After the now-infamous Paul George trade between the Thunder and Clippers showed the perils of giving away the farm for a singular player, the price of Giannis Antetokounmpo has dropped far below market value.
Sam Quinn of CBS Sports wrote an excellent feature on how the Paul George trade has come back to bite the Milwaukee Bucks (in multiple ways). After the trade, the Clippers never came close to the NBA Finals, and the era would end in infamy. “Playoff P” turned to “Pandemic P.”
A second consequence of the trade, one far less foreseeable at the time, is that the Thunder have built a contender reminiscent of the 2017 Warriors. They traded George for a rookie Shai Gilgeous-Alexander, the 2025 MVP who has a strong case to repeat as winner of the NBA’s most prestigious award. They used the combination of the Clippers’, Rockets’, and their own first round picks to fill the team in with elite supporting talent. They lucked into finding one of the league’s best coaches.
The Thunder didn’t just show the consequences of an unsuccessful trade. Their own success has made it foolish for opponents to push the chips in for a 31-year-old player like Antetokounmpo.

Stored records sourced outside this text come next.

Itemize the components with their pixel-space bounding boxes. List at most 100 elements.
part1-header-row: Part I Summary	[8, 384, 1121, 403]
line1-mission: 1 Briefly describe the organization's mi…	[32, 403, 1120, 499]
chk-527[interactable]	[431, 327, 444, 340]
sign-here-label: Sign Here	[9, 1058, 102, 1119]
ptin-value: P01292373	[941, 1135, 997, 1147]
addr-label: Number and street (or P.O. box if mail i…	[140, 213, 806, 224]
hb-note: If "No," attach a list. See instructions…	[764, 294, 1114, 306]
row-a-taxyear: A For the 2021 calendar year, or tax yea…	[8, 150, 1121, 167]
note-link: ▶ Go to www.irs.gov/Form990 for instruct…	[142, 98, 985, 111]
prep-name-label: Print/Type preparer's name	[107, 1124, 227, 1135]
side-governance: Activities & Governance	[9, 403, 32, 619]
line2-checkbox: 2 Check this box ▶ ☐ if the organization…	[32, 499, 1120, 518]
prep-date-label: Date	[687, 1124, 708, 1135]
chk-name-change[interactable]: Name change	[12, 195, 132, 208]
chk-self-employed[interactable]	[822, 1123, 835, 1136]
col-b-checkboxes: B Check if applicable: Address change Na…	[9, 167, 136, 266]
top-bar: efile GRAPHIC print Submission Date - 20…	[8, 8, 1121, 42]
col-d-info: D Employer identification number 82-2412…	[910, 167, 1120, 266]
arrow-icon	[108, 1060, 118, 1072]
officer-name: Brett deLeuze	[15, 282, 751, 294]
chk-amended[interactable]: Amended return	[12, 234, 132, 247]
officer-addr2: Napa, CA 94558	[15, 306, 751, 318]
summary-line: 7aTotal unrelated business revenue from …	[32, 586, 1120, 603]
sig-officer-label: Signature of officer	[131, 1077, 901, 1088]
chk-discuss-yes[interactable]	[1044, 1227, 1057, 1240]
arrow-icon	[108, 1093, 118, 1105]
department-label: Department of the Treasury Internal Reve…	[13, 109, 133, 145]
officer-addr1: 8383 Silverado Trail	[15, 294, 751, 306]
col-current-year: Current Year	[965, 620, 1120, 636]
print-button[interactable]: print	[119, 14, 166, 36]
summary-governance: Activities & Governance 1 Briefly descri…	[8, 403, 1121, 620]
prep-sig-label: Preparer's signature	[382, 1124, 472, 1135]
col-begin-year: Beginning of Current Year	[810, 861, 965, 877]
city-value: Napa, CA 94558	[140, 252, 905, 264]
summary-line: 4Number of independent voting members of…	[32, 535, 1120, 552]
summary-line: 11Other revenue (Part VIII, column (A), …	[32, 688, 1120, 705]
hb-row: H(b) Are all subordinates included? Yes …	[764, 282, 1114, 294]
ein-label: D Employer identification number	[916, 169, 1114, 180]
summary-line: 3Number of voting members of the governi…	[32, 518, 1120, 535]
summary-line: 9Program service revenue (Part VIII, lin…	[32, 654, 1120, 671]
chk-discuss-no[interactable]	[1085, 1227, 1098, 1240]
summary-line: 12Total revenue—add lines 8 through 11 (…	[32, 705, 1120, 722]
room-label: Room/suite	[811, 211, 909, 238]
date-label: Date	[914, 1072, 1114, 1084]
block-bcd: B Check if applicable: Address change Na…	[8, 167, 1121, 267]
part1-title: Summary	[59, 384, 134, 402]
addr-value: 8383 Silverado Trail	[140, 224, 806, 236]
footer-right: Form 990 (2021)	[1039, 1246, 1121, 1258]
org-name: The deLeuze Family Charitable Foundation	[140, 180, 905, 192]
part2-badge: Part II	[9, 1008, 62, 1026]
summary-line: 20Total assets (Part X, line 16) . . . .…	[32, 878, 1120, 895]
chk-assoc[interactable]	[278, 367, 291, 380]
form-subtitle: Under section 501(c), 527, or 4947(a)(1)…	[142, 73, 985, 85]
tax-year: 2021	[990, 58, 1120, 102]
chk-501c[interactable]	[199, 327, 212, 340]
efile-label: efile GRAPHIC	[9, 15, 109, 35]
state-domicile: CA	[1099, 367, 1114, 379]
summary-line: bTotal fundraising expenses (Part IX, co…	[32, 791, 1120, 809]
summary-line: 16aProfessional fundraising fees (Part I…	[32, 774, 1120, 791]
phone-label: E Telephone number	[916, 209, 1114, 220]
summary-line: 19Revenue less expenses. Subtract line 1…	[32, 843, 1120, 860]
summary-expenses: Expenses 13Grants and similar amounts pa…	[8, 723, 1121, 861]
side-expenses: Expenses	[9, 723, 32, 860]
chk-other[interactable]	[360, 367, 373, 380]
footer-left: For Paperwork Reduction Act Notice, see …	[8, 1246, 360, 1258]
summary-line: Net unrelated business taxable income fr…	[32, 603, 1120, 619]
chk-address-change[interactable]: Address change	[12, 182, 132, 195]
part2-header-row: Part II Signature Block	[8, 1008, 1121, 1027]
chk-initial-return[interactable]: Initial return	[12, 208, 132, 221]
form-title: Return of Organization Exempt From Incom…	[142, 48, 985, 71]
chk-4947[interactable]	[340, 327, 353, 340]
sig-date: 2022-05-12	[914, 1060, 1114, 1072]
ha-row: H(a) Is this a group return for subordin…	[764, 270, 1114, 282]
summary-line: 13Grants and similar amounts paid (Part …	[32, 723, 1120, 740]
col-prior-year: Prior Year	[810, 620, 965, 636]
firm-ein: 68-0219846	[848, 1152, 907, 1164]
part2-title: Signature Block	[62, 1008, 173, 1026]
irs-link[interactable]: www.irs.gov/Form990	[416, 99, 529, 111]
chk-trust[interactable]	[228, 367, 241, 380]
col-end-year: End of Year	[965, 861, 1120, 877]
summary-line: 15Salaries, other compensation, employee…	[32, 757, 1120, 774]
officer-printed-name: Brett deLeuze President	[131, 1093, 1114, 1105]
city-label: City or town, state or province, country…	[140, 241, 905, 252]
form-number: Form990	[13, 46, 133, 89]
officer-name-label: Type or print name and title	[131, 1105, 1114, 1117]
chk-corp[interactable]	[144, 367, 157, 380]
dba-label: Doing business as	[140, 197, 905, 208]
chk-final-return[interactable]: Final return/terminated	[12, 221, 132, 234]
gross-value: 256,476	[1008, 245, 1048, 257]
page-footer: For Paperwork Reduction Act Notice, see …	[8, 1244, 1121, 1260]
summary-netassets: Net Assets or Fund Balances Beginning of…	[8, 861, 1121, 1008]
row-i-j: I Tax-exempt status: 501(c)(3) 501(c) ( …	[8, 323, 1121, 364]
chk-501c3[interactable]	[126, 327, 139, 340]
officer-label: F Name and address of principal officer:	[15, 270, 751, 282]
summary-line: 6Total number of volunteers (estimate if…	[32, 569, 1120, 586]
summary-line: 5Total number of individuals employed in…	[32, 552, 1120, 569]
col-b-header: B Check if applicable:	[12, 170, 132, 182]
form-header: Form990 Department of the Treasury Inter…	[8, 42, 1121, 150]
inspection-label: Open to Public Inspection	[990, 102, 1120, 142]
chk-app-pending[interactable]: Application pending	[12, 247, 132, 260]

The asking price for Giannis is as low as it ever will be
The Atlanta Hawks are reportedly not considering trading the 2026 first round pick swap between New Orleans and Milwaukee for Giannis. While this is absurd in a vacuum, the Hawks are not the only team that is keeping their premium assets off the table.
The Spurs currently consider Stephon Castle and Dylan Harper untouchable, and the Heat could consider Kel’el Ware in the same category. (Ware didn’t even place top-five in Rookie of the Year voting last season!) The Chicago Bulls, whose star is Josh Giddey, are rumored to be flat-out uninterested in a trade. What happened to star trades!
The fact of the matter is that trading a premium future asset, such as the 2026 pick, Castle/Harper, or Ware, only makes sense if you think you can win a championship. The Thunder have the reigning MVP, the league’s best second option, the league’s best defense, the league’s deepest bench, and elite shooting. Are you confident that Giannis is enough to topple the Thunder if you are the Hawks, Spurs, or Heat? Probably not, and you are even less confident if you send out your most valuable asset in a trade.
Whoever ends up with Giannis should quietly thank the Thunder for allowing the highway robbery. Whatever the price ends up being, it’ll be one of the cheapest acquisitions of an MVP-caliber star we’ve ever seen.